Café de perros
Café de perros
04 Febrero 2024

Por Santiago Garmendia

Columnista invitado

El filósofo Philip Murell estaba por editar su tesis doctoral sobre filosofía medieval cuando tuvo una crisis vocacional que le mostró que el destino le deparaba una vocación distinta. Era feliz siendo mozo en un restaurante. Dejó atónita a la comunidad filosófica de Barcelona -su pueblito- con su decisión, que todos leyeron como una derrota. Pero al contrario, Phillip el mozo tiene reflexiones interesantísimas sobre su quehacer, al cual abrazó con fervor (donde dice camarero, léase mozo). “La Edad Media nos dejó la Universidad, la Ilustración y el restaurante. La igualdad que se respira en la sala de un restaurante es herencia directa de la Revolución Francesa. Toda persona que entra en un restaurante merece el mismo trato; todas tienen el mismo derecho a una buena atención.”

En todo caso, digamos a la misma atención, buena o mala. Agreguemos que todos los que puedan pagar un café, que despegó hace rato de los mil pesos. El asunto es que esa igualdad puede haber sido malinterpretada hasta diluir la idea misma de “café”.

No es en desmedro de la filosofía, pero los cafés tucumanos (aquí “café” es un lugar, una bebida y una atmósfera) son parte de nuestra historia y los mozos tan más esenciales para nuestra provincia, o más, que los pensadores profesionales. La cosechera, El buen gusto, el ABC, el Central, son algunos que recuerdo de primera mano. No eran restaurantes que tengan café. Eso sí, había tostado y menú pero no era digamos una peluquería que también sea café. Para dignidad de ambos oficios,

Los tiempos son otros. La semana pasada fui a un café que no sólo era restaurante sino también concesionaria de autos de alta gama. A la par de mi mesa, una pareja con un perro chiquito de esos que no pasan un antidoping. En un momento trató de montar mi pierna, lo que fue aplaudido por sus dueños como muestra de afecto, a la vez que pedían mi comprensión para su conducta, producto del celo y de que debe ser el único en su especie en el NOA. Para estupor de los habitué de, digamos, La Cosechera, nos vio el mozo y se involucró atentísimo para servir... al perro que intentó ultrajar mi pantorrilla hace un minuto. Efectivamente antes de tomar nuestro pedido, llegó con un plato con galletitas en forma de hueso y agüita para el perro. ¡Pet Friendly! A continuación nos dijo: ¿y los señores qué se van a servir? Me dieron ganas de pedir lo mismo que el perro violador, que se divierte y no paga.

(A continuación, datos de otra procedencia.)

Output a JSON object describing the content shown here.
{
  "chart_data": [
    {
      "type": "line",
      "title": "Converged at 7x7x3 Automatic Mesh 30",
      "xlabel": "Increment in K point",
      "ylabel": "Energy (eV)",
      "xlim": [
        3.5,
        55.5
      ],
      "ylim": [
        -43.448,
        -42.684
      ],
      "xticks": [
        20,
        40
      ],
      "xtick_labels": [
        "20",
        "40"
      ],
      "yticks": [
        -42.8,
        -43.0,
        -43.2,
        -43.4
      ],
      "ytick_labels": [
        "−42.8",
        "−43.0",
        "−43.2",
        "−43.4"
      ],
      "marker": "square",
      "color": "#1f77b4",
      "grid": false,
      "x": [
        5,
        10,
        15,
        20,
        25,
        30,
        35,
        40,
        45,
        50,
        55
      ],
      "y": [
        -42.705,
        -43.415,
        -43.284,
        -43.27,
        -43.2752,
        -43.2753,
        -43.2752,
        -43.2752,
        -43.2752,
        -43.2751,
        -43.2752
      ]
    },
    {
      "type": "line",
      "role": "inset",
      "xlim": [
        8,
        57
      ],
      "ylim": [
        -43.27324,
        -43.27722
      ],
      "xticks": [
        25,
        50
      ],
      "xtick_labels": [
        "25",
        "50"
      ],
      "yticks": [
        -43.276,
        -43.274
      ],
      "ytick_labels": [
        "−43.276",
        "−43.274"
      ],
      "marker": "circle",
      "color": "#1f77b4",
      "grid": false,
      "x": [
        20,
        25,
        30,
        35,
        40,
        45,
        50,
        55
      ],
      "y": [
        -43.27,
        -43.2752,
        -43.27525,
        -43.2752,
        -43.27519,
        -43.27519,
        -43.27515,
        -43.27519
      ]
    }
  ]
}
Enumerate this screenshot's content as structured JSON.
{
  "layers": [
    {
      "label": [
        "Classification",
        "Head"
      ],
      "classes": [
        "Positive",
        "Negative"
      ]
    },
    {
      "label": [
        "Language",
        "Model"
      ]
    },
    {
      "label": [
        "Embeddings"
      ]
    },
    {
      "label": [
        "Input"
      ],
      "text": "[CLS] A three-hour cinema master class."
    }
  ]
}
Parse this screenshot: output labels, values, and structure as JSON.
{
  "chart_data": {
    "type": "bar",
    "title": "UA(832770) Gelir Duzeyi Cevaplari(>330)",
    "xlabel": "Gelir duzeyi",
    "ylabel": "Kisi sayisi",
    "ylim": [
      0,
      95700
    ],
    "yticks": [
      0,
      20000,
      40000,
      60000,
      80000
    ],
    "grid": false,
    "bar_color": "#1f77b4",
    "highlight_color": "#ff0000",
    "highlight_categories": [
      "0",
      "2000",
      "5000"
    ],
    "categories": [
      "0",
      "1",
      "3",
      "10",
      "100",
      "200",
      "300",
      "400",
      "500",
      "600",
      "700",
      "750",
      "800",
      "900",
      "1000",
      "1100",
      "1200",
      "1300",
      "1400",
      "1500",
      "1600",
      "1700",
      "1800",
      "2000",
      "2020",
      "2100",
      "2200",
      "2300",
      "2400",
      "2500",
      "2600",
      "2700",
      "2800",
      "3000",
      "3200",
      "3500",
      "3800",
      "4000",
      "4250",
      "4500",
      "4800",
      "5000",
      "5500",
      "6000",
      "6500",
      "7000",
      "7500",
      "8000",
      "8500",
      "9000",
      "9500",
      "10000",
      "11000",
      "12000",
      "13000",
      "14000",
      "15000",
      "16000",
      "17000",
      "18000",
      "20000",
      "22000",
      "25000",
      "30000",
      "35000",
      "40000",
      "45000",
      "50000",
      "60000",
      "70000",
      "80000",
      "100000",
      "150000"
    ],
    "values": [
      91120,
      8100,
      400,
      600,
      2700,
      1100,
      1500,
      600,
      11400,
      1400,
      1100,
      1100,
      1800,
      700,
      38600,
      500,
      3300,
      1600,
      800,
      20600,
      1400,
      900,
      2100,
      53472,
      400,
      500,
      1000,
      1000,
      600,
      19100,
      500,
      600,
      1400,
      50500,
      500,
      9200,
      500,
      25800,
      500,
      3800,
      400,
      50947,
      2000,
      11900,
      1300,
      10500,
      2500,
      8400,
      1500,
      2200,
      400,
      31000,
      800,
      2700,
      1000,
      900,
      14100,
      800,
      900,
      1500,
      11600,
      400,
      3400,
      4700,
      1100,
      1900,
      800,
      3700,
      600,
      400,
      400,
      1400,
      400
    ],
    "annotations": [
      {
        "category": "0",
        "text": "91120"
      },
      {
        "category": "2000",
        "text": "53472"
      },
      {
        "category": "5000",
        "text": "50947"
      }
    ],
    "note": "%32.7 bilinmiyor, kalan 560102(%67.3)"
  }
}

El contraste con lugares tradicionales es más patente en la comparación. Por caso, en Aguilares en el café del club social no eran pet friendly, no asomaba ni un gazapo de hamster en doble jaula. Además no se podía entrar con shorts ni sandalias o sin mangas -literalmente reproduzco el cartel porque es una genialidad: “prohibido ingresar de musculosas, ojotas, sapos, shorts y gorra”. No se debe pensar en una prohibición de alguien que lleve todo eso. Y claro que lo de “sapos” se refiere a las famosas crocks, de otra forma iría contra la prohibición de animales y compendiaría un tucumano muy extraño. La cuestión es que es un lugar para tomar café, no una carpa de playa. Para reforzar el recelo con el que cuidaban el momento del café, un cartel prevenía que los adultos debían hacerse cargo de los niños para que respeten el silencio. No decía “prohibida la entrada de menores”, sino que la idea era que entren pero sin molestar al prójimo.

En estos días que los bares tienen lápices de colores para que los niños pinten el mantelito con mandalas, donde a los perros les dan su copetín antes de traer soda a los humanos, suena imposible.

Lo que pasa es que el café es un rito social que puede ser con otros o también solo. Leyendo, mirando la ventana o la pared se forma parte de algo. Miguel de Unamuno (1864-1936), escritor y filósofo español, señaló que “la verdadera universidad popular española han sido el café y la plaza pública”. En nuestros días tal es la aversión, el miedo a hablar y encontrarse con quienes piensan distinto, o a la soledad, la de la buena, que nos llenamos de ruidos, imágenes y olores. Estamos lejos del que está al lado, y de nosotros mismos.

Nótese que incluso cuando logramos el silencio y nos sirven nuestro café, las paredes nos gritan lemas estúpidos, de emprendedurismo barato y alegría couchada. Estar solos, esperando cualquier cosa o nada, o pasar el tiempo en una charla sin más ley que escucharse nos angustia. En estos días, el hombre que está solo y espera, espera la cuenta.